Clayton Williams says that it had entered into a contractual arrangement with Lariat Services, Inc. ("Lariat"), a
privately-held contract drilling company, that calls for the formation
of a joint venture to acquire at least 12 drilling rigs. Lariat, which
presently owns and operates 18 drilling rigs, will be the operations
manager of the joint venture. The Company will be responsible for
financing the purchase of the rigs by the joint venture. The total
acquisition cost of the rigs is expected to be approximately $55
million. If the rigs cannot be 100% financed, the Company will be
required to contribute equity or make loans to the joint venture, as
needed. The joint venture will be owned 50% by Lariat and 50% by the
Company. After initial construction and equipping, all costs to
maintain the equipment will be borne proportionately between Lariat
and the Company.
It is anticipated that the rigs will be utilized primarily by CWEI
in the conduct of its exploration and development drilling program.

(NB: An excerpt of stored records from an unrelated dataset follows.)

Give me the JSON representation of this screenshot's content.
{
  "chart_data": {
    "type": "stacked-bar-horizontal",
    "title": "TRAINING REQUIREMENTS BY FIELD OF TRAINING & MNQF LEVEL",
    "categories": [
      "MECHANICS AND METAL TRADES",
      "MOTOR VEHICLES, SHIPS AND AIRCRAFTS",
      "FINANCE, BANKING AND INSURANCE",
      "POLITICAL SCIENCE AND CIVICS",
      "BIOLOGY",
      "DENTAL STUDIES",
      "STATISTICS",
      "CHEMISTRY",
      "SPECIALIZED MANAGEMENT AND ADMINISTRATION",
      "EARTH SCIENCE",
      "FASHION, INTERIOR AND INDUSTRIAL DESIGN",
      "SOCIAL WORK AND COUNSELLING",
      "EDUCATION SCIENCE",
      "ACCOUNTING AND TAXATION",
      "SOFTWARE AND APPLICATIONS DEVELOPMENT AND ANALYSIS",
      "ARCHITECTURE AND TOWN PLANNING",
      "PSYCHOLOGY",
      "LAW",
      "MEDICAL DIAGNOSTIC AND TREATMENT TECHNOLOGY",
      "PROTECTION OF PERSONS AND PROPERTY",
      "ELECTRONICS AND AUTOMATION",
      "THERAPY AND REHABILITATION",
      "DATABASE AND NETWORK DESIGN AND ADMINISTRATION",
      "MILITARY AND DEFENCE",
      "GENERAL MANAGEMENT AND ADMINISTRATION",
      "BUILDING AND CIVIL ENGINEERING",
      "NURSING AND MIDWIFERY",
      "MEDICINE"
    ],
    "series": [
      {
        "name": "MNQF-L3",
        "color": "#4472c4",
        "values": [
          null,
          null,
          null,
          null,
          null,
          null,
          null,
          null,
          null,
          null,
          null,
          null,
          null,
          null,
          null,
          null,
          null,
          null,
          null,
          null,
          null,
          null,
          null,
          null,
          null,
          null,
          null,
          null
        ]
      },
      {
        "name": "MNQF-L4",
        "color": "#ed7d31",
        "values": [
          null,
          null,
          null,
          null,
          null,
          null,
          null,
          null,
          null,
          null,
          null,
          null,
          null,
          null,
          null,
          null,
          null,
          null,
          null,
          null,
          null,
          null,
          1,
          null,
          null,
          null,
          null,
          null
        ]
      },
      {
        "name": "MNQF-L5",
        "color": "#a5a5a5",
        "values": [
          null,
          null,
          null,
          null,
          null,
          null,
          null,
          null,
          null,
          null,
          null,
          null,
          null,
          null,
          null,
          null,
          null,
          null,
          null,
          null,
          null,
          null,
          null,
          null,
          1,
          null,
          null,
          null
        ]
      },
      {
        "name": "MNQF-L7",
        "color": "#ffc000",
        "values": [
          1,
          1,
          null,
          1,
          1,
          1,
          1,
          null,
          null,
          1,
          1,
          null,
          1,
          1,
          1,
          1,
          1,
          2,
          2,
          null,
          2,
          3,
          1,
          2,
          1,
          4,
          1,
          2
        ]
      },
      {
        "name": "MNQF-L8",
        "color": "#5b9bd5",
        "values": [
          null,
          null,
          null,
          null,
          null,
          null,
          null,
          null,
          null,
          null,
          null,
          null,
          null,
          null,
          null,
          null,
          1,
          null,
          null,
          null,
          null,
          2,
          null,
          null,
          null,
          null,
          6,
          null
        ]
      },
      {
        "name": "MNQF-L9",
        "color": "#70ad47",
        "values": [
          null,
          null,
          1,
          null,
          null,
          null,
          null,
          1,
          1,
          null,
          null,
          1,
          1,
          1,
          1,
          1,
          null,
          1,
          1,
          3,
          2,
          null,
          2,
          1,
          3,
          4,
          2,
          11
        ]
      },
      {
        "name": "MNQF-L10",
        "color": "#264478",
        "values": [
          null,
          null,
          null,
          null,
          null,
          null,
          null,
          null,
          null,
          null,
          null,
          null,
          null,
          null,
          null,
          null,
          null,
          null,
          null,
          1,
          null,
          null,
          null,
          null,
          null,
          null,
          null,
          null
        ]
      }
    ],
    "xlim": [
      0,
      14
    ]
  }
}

The Company initially expects to use up to four rigs in North
Louisiana and up to eight rigs in the Permian Basin. These are areas
where the Company has significant acreage positions and, depending on
results, may engage in long-term drilling programs. The Company
expects the rigs to be available at various times from March 2006 to
"I expect drilling rigs to continue to be in short supply and high
demand at least for the next several years," stated Clayton W.
Williams, CEO of Clayton Williams Energy, Inc. "We need to be assured
of rig availability in order to continue our search for oil and gas
reserves, and in my opinion, this joint venture is a much better
alternative to executing long-term drilling contracts with third party
drilling contractors. We are excited about forming this alliance with
an experienced and respected contractor like Lariat."